The results/grna will have one file with the name used while running the pipeline (eg gRNA.csv)
The columns of gRNA.csv are described below:
- gRNA_name : The name here will be the sequence id of the input sequences followed by the start and the end coordinate where this gRNA is from on the sequence.
- seq_23nt : The length of the gRNA. Default is 23, unless user defined.
- Gene|Transcript : The name here will be the sequence id of the input sequences
- Seq_start : The start coordinate where this gRNA is from on the sequence
- Seq_end : The end coordinate where this gRNA is from on the sequence
- Average_score : Average is the score defined in the design module
- G_Percentage : Percentage of Base 'G' in the gRNA
- C_Percentage : Percentage of Base 'C' in the gRNA
- A_Percentage : Percentage of Base 'A' in the gRNA
- T_Percentage : Percentage of Base 'T' in the gRNA
The results/all_alignments and results/mismatches will have one file for each gRNA. results/all_alignments will have all the alignments of gRNA mapping to each gene/transcript from the TRANSCRIPT_FASTA file and results/mismatches will have the same alignments filtered for gene/transcript with total mismatch of specified mismatches.

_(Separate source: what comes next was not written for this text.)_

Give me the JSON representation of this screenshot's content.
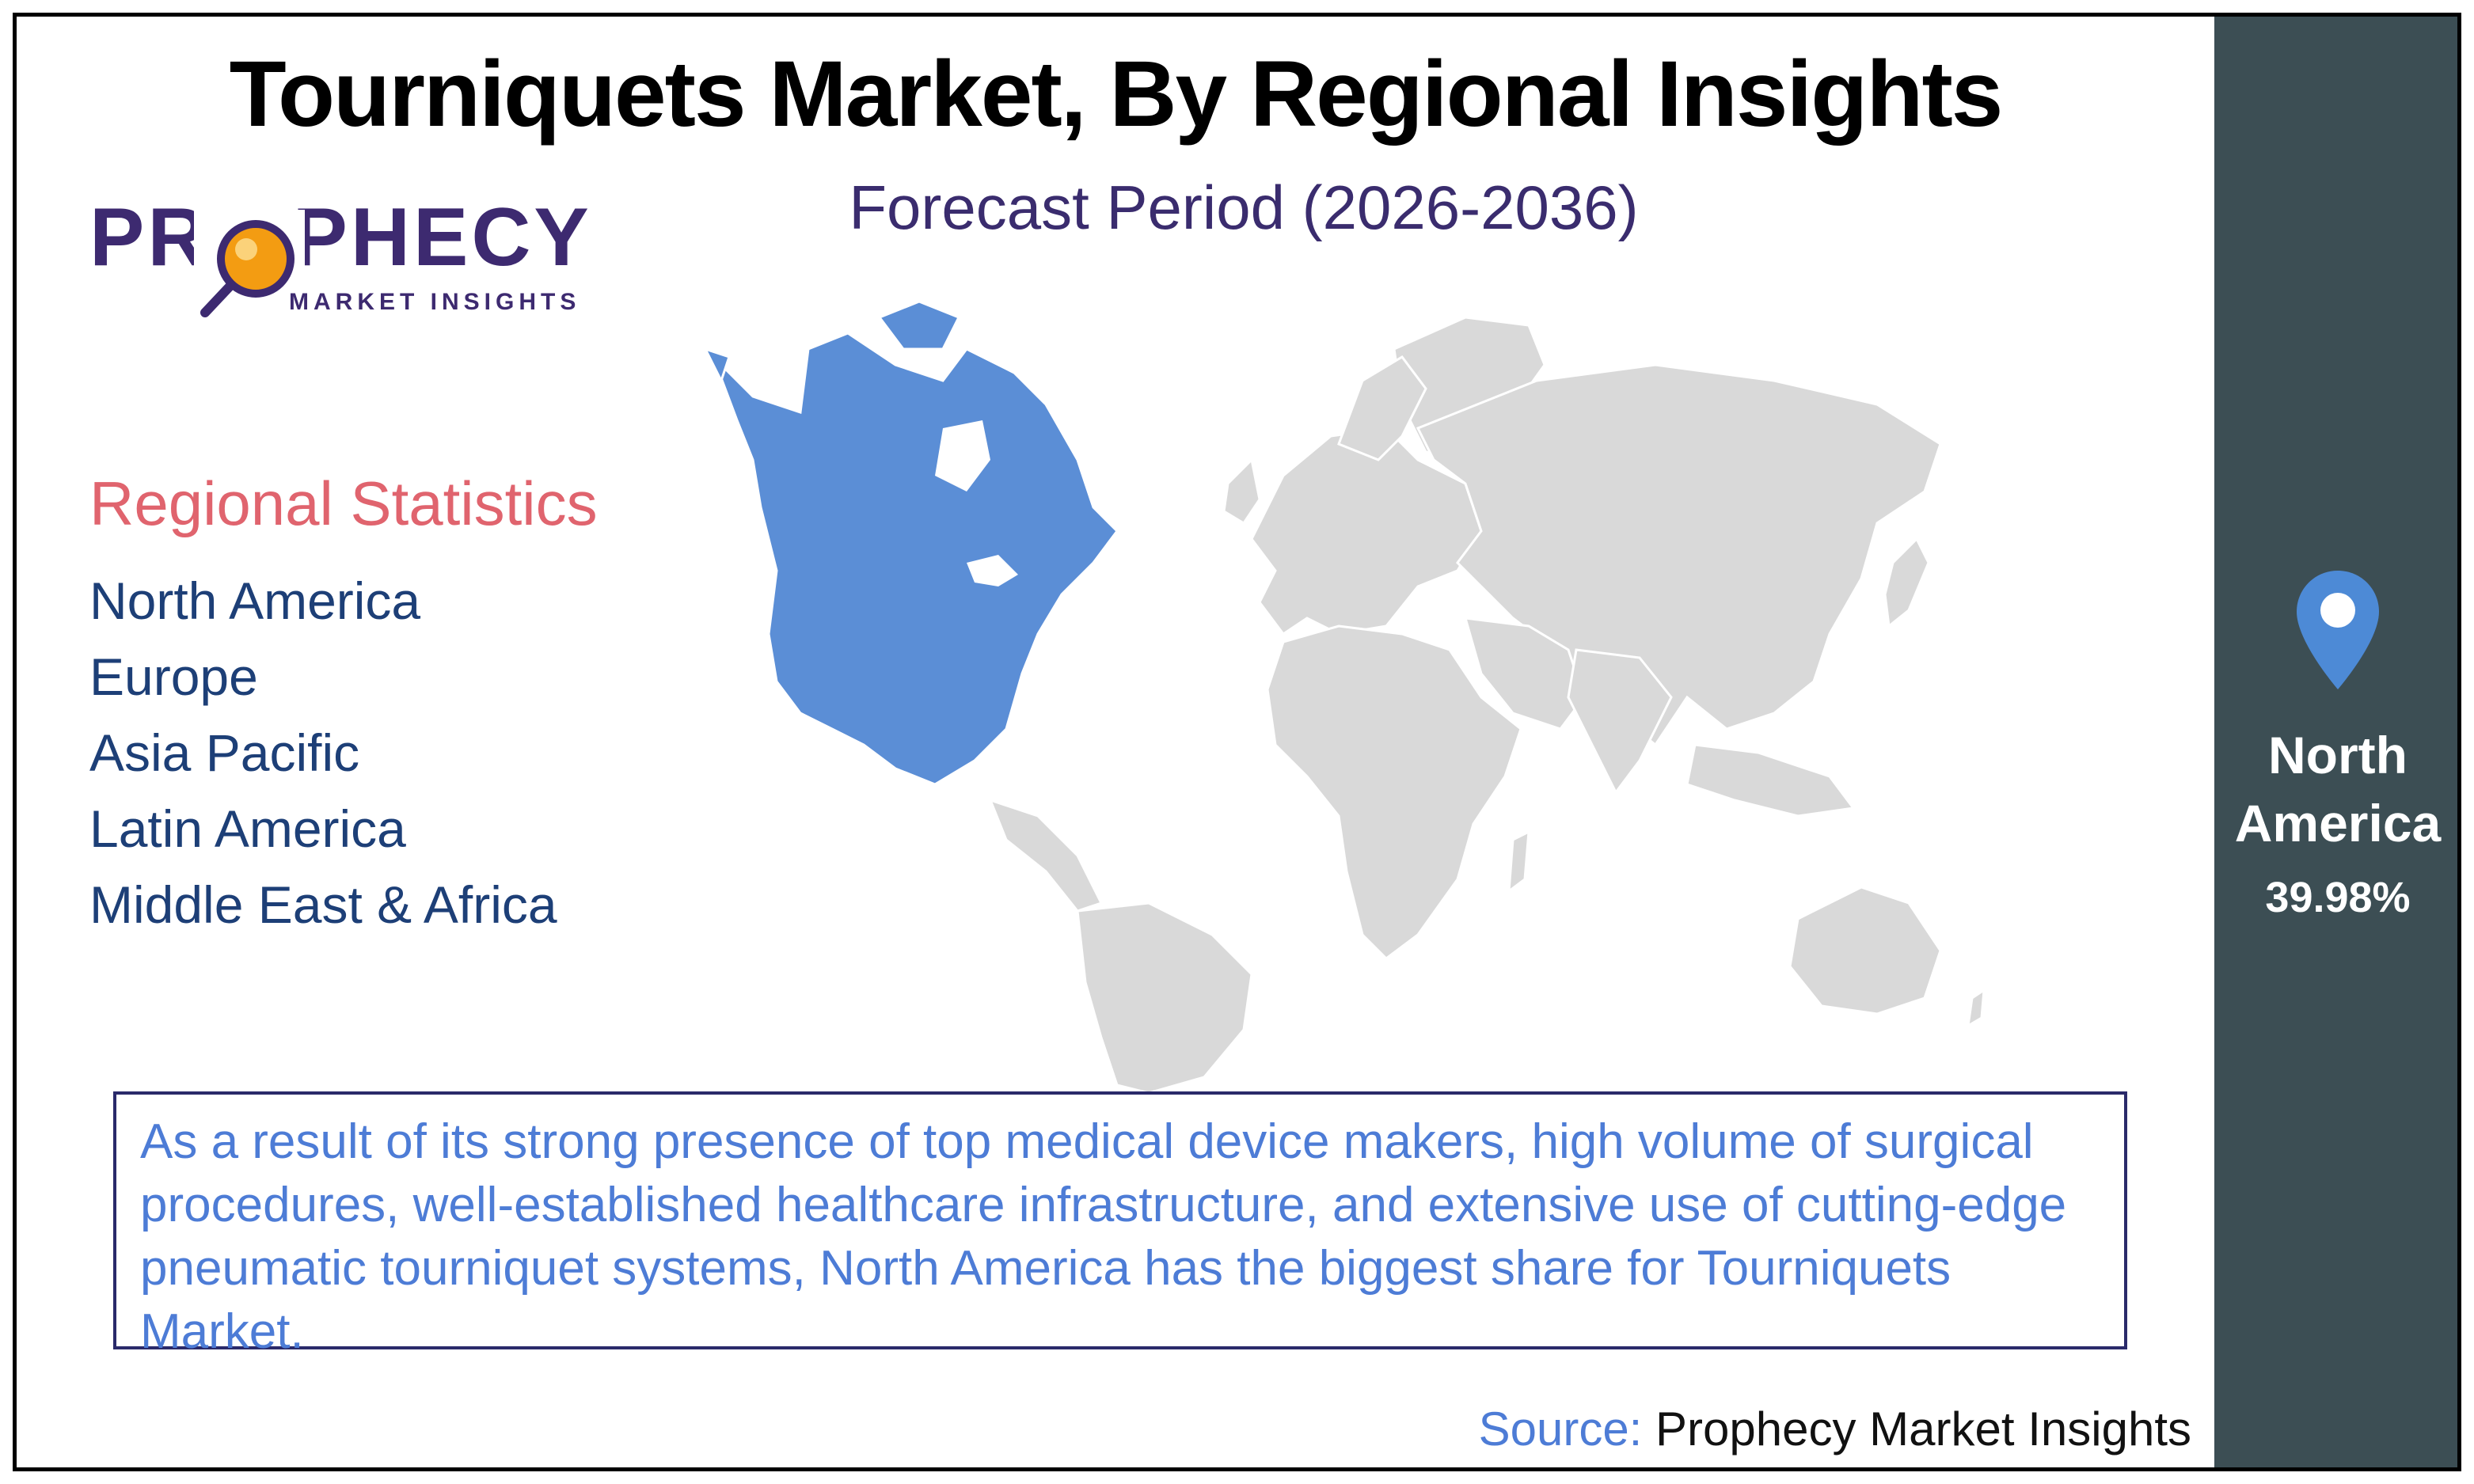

- The columns of all_alignments.csv (eg all_alignments_gRNA_1.csv) are described below:
- Sequence ID : The ID of sequence from the input TRANSCRIPT_FASTA file
- gRNA_align_start : Alignment start of the gRNA on the gene/transcript
- gRNA_align_end : Alignment end of the gRNA on the gene/transcript
- seq_align_start : Alignment start of the gene/transcript
- seq_align_end : Alignment end of the gene/transcript
- identity : Number of aligned bases including gaps in gRNA
- total_aligned_len : Number of bases which aligned between the two sequences
- missing_start : The number of unaligned bases at the start of gRNA
- missing_end : The number of unaligned bases at the end of gRNA
- added_aligned_len : This is the total_aligned_len + missing_start + missing_end (Which represents a hypothetical aligned + unaligned length)
- gRNA_gaps : The number of gaps in the gRNA for this alignment
- seq_gaps : The number of gaps in the gene/transcript for this alignment
- total_mismatches : This is added_aligned_len - identity ( Which is the difference of aligned bases and the total alignment including the unaligned length)
Note: Please feel free to compute your our own mismatch score from files in results/all_alignments if needed.
This page is still being update
Helper Scripts
- Filter gRNAs based on the distance between the gRNAs
This script is used to select gRNAs based on the distance between the gRNAs. The script takes the gRNA.csv file as input and the distance between the gRNAs. The script will select the gRNAs based on the distance and write the selected gRNAs to a new file.
Usage:
python select_gRNA_dist.py -h
usage: select_gRNA_dist.py -f <df_fh> -d <dist_grna> -n <top_n>
Selects the top n rows based on 'Average_score' within each group of 'Gene|Longest_transcript' column, while ensuring that the
gRNAs are at least dist_grna apart.
options:
-h, --help show this help message and exit
-f DF_FH, --df_fh DF_FH
File path of the input CSV file.
-d DIST_GRNA, --dist_grna DIST_GRNA
Minimum distance between 'Seq_start' values of selected rows. Default is 30.
-n TOP_N, --top_n TOP_N
Number of top rows to select within each group. Default is 10.